The EP’s opening cut “Small Talk” is chock full of spring-loaded rhythms and off-kilter synth squiggles, at once recalling the tricky figures of Aphex Twin and Hot Chip’s more left-field excursions; meanwhile, “Spin Wave” finds MADMADMAD stretching their limbs into Chemical Brothers’ territory, with a Bollywood-infused guitar riff, a haunting bass line, and the type of laser-focused chaos that causes dancefloors to practically erupt in flames.
Then there’s the first single “Run”—which features Rachel Kenedy on vocals and has a satisfyingly rude and minimalistic feel, nodding at Tom Tom Club and not unlike something you’d hear from legendary Berlin producer Ellen Allien’s bPitch Control label. Lyrically, the song represents what the band describe as “the feeling of walking the hamster wheel that is the day-to-day rat race,” and the general notion of perpetual, involuntary motion played a role in the EP’s creation.

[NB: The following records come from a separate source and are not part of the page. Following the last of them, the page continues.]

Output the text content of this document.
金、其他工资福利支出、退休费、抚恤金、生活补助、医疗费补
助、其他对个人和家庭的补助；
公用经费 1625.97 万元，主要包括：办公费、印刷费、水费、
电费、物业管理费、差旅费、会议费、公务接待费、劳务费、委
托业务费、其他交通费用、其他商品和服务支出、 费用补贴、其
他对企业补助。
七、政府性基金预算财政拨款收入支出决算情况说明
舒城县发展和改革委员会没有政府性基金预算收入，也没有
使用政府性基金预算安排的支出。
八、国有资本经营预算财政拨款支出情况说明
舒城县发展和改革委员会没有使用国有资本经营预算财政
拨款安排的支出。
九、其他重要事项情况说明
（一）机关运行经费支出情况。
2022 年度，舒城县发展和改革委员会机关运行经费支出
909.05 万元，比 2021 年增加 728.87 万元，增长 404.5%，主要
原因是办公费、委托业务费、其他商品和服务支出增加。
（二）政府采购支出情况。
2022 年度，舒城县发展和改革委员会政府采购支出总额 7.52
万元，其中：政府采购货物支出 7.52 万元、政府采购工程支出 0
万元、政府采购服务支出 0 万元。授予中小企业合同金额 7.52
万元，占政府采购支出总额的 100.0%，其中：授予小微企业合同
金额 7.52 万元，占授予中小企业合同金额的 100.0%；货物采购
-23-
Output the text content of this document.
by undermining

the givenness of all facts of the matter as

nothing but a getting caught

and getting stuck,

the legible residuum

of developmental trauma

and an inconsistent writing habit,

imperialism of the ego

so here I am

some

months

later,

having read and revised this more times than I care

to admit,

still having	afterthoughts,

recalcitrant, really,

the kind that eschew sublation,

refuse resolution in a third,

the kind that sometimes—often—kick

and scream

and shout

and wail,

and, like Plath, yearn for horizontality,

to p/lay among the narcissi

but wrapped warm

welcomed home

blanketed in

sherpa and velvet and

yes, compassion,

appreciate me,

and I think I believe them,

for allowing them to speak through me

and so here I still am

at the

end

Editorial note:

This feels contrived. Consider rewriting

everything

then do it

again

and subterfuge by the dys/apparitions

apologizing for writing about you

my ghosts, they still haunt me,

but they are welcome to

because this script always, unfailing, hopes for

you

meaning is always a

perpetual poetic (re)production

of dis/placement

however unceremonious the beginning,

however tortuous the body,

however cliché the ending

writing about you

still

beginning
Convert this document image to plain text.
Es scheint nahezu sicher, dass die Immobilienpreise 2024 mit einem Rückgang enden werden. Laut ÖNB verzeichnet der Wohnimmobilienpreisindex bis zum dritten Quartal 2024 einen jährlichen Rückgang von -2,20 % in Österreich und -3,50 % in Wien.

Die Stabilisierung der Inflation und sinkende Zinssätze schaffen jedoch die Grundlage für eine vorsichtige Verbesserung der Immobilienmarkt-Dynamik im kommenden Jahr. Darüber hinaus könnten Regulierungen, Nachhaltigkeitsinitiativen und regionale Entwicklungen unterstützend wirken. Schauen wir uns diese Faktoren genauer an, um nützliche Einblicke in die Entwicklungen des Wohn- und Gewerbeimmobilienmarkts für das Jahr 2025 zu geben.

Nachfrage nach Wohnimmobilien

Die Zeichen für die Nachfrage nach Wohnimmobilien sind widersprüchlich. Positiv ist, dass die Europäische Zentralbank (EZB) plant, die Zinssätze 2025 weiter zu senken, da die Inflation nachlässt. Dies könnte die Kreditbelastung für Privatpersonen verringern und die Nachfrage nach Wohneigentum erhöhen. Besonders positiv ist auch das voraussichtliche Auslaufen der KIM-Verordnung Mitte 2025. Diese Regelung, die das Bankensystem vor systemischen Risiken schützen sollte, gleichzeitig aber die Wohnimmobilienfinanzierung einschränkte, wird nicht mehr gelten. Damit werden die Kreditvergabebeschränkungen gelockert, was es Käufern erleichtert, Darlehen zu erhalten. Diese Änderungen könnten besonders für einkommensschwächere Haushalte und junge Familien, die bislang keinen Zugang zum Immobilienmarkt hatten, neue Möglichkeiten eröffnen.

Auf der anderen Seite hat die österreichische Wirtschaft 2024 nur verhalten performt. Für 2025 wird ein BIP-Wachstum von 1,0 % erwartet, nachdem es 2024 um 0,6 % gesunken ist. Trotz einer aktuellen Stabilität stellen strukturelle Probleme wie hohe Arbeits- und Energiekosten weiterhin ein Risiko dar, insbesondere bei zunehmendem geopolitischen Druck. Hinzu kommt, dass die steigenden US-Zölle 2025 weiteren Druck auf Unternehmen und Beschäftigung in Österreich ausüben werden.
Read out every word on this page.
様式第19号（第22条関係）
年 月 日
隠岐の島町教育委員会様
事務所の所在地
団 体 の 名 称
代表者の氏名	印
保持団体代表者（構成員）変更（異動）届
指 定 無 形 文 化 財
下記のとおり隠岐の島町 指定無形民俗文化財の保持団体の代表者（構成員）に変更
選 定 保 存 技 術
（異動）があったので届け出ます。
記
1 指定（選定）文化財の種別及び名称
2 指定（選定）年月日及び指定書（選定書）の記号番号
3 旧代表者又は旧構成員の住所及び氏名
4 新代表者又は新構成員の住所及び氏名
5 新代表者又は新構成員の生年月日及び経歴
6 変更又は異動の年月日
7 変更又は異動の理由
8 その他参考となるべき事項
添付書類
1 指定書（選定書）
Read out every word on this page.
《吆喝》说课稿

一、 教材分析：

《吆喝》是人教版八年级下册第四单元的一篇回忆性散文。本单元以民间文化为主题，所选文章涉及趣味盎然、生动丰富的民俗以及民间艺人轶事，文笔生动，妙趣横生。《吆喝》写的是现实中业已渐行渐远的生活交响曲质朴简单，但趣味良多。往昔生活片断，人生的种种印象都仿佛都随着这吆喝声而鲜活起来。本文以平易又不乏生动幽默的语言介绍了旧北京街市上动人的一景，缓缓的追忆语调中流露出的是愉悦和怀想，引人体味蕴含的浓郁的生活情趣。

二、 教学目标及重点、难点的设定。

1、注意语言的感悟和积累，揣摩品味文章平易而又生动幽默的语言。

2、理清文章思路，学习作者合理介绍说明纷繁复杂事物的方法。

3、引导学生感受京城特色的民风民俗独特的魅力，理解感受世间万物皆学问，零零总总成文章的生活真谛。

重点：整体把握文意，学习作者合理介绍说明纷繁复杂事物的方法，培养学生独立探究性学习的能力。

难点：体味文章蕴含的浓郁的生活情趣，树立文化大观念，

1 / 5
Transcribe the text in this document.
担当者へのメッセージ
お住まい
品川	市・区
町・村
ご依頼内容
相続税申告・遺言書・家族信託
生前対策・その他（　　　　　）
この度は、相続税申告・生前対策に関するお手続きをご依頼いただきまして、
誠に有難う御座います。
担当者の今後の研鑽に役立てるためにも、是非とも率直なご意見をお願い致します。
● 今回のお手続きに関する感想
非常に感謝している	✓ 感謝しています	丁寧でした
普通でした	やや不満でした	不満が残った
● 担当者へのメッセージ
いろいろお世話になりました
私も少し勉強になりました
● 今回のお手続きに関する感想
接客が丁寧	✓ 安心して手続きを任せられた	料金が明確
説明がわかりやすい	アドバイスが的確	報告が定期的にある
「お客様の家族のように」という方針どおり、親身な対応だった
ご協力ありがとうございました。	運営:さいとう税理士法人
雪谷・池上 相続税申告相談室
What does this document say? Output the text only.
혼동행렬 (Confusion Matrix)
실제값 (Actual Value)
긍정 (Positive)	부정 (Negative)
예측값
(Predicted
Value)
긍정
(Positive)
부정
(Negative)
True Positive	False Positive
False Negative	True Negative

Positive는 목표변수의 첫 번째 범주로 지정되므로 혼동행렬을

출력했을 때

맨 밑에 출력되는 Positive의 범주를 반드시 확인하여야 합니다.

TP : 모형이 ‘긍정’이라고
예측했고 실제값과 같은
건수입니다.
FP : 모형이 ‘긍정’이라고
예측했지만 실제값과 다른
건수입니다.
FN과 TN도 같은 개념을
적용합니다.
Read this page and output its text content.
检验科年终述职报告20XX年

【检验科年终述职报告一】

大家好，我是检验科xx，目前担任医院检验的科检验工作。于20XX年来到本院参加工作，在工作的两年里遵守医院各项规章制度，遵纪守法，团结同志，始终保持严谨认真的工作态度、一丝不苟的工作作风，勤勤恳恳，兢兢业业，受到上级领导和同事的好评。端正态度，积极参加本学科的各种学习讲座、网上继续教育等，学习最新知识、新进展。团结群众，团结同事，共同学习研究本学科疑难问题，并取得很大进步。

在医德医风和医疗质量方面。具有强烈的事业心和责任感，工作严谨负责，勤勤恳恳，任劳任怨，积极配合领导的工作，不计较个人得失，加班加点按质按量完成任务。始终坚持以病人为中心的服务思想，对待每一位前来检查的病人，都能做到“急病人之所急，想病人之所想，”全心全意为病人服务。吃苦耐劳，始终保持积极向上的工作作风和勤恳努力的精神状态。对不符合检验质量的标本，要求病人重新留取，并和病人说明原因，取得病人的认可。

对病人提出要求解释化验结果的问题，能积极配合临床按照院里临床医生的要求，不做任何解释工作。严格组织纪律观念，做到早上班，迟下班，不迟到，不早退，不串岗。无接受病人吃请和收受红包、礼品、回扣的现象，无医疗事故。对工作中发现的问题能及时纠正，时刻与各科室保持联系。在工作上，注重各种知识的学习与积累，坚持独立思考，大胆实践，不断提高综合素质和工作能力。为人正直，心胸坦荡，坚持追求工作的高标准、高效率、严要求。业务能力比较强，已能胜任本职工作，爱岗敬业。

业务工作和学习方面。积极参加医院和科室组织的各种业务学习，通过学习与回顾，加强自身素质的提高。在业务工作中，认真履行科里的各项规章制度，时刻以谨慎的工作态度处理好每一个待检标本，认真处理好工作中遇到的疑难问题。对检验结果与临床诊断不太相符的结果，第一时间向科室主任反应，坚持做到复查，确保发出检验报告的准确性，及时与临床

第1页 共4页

Listening to MADMADMAD can be delightfully disorienting, and that quality extends to the band’s collagist and homemade visual art that accompanies their music. “History goes in cycles, and we feel there’s a correlation with what happened a century ago, when everything was so chaotic and people had a hard time making sense of what was going on in the world,” Benji explains while describing how the band take cues from the 20th century’s Dadaist movement. “It feels like we’re at that moment again—where it’s quite hard to make sense of everything with so much information every day. There was quite a lot of confusion back then after the first world war and a global pandemic, and the response of the arts was to reflect the nonsensical place the world was at. We feel heavily influenced by that, so that’s what we put in our music and visuals.”